29.01.2013 | aktual.: 29.01.2013 16:09
Według prokuratury generalnej, ówczesny generał milicji Ołeksij Pukacz dopuścił się nadużycia władzy i przekroczenia uprawnień służbowych w stosunku do Georgija Gongadzego, którego zabił 17 września 2000 roku.
Pukaczowi odebrano też stopień generała MSW. Sąd nakazał mu również wypłacenie wdowie po Gongadzem 500 tys. hrywien (ok. 190 tys. złotych) odszkodowania.
Sprawca częściowo przyznał się do zarzucanych mu czynów, jednak oświadczył, że morderstwo nie było umyślne. Jako zleceniodawcę, Pukacz wskazał nieżyjącego już ówczesnego ministra spraw wewnętrznych Jurija Krawczenkę. Polityk osiem lat temu popełnił samobójstwo w niejasnych okolicznościach - w dniu, gdy miał zeznawać w sprawie o zabójstwa dziennikarza.
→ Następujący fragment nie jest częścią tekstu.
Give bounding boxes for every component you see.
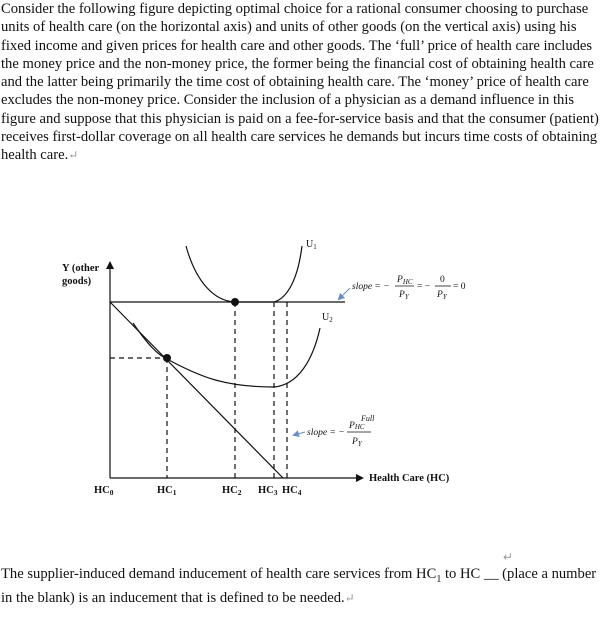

Były generał MSW oznajmił w sądzie, że nie miał zamiaru zabić Gongadzego. Przyznał, że prowadził wobec niego działania śledcze, był przy jego porwaniu i dusił go paskiem, jednak zaznaczył, że nie chciał jego śmierci. Uduszenie dziennikarza Pukacz nazwał dziełem przypadku, mówiąc, że "pasek omsknął się" na szyi Gongadzego.
Kto stoi za zbrodnią?
Według Wałentyny Tełyczenko, adwokatki wdowy po Gongadzem, Myrosławy, w odczytanym wyroku sądowym nie było nazwisk byłego prezydenta Leonida Kuczmy i byłego przewodniczącego parlamentu Wołodymyra Łytwyna. Tełyczenko twierdzi, że wcześniej Pukacz wymieniał ich jako zleceniodawców morderstwa.
Nazwiska te pojawiły się jednak w sądzie. Gdy po odczytaniu wyroku prowadzący rozprawę sędzia Ołeksandr Melnyk spytał Pukacza, czy zgadza się on z werdyktem, ten odpowiedział: - Zgodzę się, jeśli w tej klatce będzie ze mną Kuczma i Łytwyn.
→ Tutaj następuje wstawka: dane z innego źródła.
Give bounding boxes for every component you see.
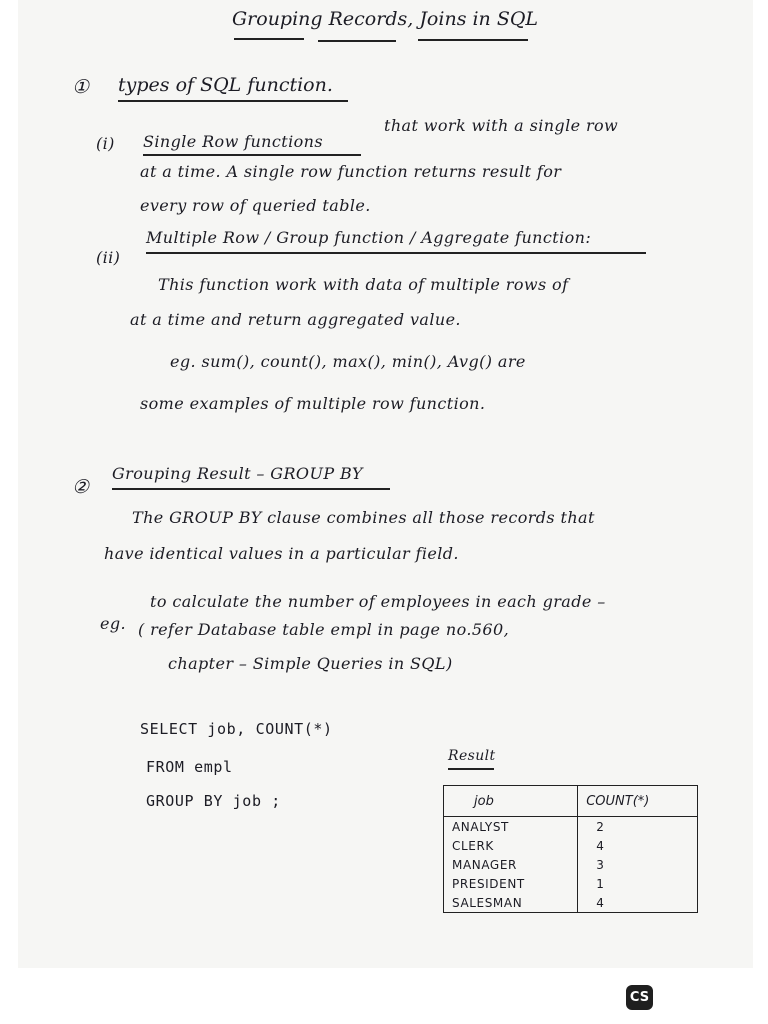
item-1-marker: (i): [96, 134, 115, 153]
section-1-heading: types of SQL function.: [118, 74, 333, 96]
column-header-job: job: [444, 786, 578, 817]
job-cell: PRESIDENT: [452, 876, 525, 891]
job-cell: CLERK: [452, 838, 494, 853]
section-2-example-line2: ( refer Database table empl in page no.560,: [138, 620, 510, 639]
count-cell: 4: [578, 893, 698, 913]
table-row: [444, 817, 698, 837]
item-1-line2: at a time. A single row function returns result for: [140, 162, 562, 181]
item-1-term: Single Row functions: [143, 132, 323, 151]
page-title: Grouping Records, Joins in SQL: [232, 8, 539, 30]
job-cell: MANAGER: [452, 857, 517, 872]
section-2-heading: Grouping Result – GROUP BY: [112, 464, 363, 483]
item-1-line1: that work with a single row: [384, 116, 619, 135]
result-label-underline: [448, 768, 494, 770]
item-2-term-underline: [146, 252, 646, 254]
query-line-2: FROM empl: [146, 758, 233, 776]
title-underline: [318, 40, 396, 42]
section-2-number: ②: [72, 476, 90, 498]
camscanner-logo-icon: CS: [626, 985, 653, 1010]
item-2-example-line2: some examples of multiple row function.: [140, 394, 486, 413]
section-2-example-line3: chapter – Simple Queries in SQL): [168, 654, 453, 673]
result-table: [443, 785, 698, 913]
item-1-term-underline: [143, 154, 361, 156]
result-label: Result: [448, 748, 496, 764]
item-1-line3: every row of queried table.: [140, 196, 371, 215]
section-1-number: ①: [72, 76, 90, 98]
item-2-line1: This function work with data of multiple rows of: [158, 275, 569, 294]
section-2-line1: The GROUP BY clause combines all those records that: [132, 508, 595, 527]
count-cell: 3: [578, 855, 698, 874]
table-header-row: [444, 786, 698, 817]
item-2-marker: (ii): [96, 248, 121, 267]
table-row: [444, 893, 698, 913]
item-2-example-line1: eg. sum(), count(), max(), min(), Avg() are: [170, 352, 526, 371]
section-2-example-marker: eg.: [100, 614, 126, 633]
section-2-example-line1: to calculate the number of employees in each grade –: [150, 592, 606, 611]
query-line-1: SELECT job, COUNT(*): [140, 720, 333, 738]
count-cell: 2: [578, 817, 698, 837]
job-cell: SALESMAN: [452, 895, 523, 910]
table-row: [444, 855, 698, 874]
table-row: [444, 836, 698, 855]
count-cell: 4: [578, 836, 698, 855]
column-header-count: COUNT(*): [578, 786, 698, 817]
query-line-3: GROUP BY job ;: [146, 792, 281, 810]
section-2-underline: [112, 488, 390, 490]
job-cell: ANALYST: [452, 819, 509, 834]
title-underline: [234, 38, 304, 40]
section-2-line2: have identical values in a particular field.: [104, 544, 459, 563]
item-2-line2: at a time and return aggregated value.: [130, 310, 461, 329]
count-cell: 1: [578, 874, 698, 893]
section-1-underline: [118, 100, 348, 102]
item-2-term: Multiple Row / Group function / Aggregate function:: [146, 228, 592, 247]
title-underline: [418, 39, 528, 41]
table-row: [444, 874, 698, 893]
Na Ukrainie podczas procesów sądowych niebezpieczni przestępcy znajdują się w metalowej klatce.
Adwokaci rodziny zabitego zwracali także uwagę na sprzeczności dotyczące motywów zabójstwa. Ich prośbę o uzupełnienie materiałów sprawy, sąd odrzucił.
Sprawa przeciwko Pukaczowi toczyła się w sądzie rejonowym dzielnicy Peczersk w Kijowie za zamkniętymi drzwiami, ponieważ część materiałów śledztwa była objęta tajemnicą państwową.
Ciało pozbawione głowy
Dziennikarz gazety internetowej "Ukrainska Prawda" Georgij Gongadze, który tropił korupcję na najwyższych szczeblach władzy, zaginął we wrześniu 2000 r. Dwa miesiące później jego pozbawione głowy ciało odnaleziono w lesie w okolicach Kijowa. Na opublikowanych w tym samym roku nagraniach dokonanych z podsłuchu przez ochroniarza Kuczmy, Mykołę Melnyczenkę, słychać, jak głos podobny do głosu Leonida Kuczmy zleca zabójstwo dziennikarza.
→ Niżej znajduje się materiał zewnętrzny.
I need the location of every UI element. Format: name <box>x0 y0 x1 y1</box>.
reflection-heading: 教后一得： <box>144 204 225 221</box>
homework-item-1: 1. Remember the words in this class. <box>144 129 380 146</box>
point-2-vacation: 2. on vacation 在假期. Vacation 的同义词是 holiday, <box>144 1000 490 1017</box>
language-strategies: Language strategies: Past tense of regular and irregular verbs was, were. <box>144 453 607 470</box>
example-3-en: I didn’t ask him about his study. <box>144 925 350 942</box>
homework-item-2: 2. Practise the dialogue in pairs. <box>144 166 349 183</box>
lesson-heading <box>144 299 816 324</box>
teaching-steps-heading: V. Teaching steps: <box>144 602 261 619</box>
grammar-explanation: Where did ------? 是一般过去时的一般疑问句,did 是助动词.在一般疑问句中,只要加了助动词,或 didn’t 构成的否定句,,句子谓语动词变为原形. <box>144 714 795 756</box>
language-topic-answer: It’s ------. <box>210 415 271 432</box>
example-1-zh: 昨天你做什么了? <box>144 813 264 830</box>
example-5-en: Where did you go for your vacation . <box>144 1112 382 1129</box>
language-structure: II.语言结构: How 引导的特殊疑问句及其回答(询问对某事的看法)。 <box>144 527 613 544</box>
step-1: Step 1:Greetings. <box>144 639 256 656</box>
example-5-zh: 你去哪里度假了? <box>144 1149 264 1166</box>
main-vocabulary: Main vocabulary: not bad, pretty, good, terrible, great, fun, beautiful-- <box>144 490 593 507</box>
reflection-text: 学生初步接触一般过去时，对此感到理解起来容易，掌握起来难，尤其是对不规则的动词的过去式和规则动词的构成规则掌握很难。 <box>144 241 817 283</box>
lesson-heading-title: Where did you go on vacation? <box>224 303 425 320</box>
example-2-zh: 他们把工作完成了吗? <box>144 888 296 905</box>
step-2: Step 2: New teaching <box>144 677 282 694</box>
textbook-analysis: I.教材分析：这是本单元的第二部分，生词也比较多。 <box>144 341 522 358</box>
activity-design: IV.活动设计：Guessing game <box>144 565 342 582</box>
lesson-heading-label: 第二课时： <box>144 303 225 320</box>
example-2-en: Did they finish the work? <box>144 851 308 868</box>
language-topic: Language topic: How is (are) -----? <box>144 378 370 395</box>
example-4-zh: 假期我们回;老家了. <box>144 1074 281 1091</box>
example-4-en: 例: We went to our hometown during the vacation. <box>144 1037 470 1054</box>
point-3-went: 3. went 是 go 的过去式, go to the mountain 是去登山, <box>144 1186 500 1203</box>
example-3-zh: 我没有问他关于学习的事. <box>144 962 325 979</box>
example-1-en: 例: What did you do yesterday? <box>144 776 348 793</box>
W marcu 2011 r., opierając się na nagraniach Melnyczenki, prokuratura generalna postawiła Kuczmie zarzut nadużycia władzy poprzez wydanie bezprawnych poleceń "osobom zajmującym wysokie stanowiska" w MSW, co w konsekwencji doprowadziło do zabicia Gongadzego. Kuczma oświadczył wtedy, że gotów jest przysiąc na Biblię, iż to nie on zlecił zabójstwo dziennikarza. Sąd orzekł następnie, że wszczęcie śledztwa wobec Kuczmy było niezgodne z prawem.
Pukacz został zatrzymany w lipcu 2009 roku, po sześciu latach poszukiwań. Tuż po aresztowaniu wskazał miejsce, gdzie ukryto głowę Gongadzego.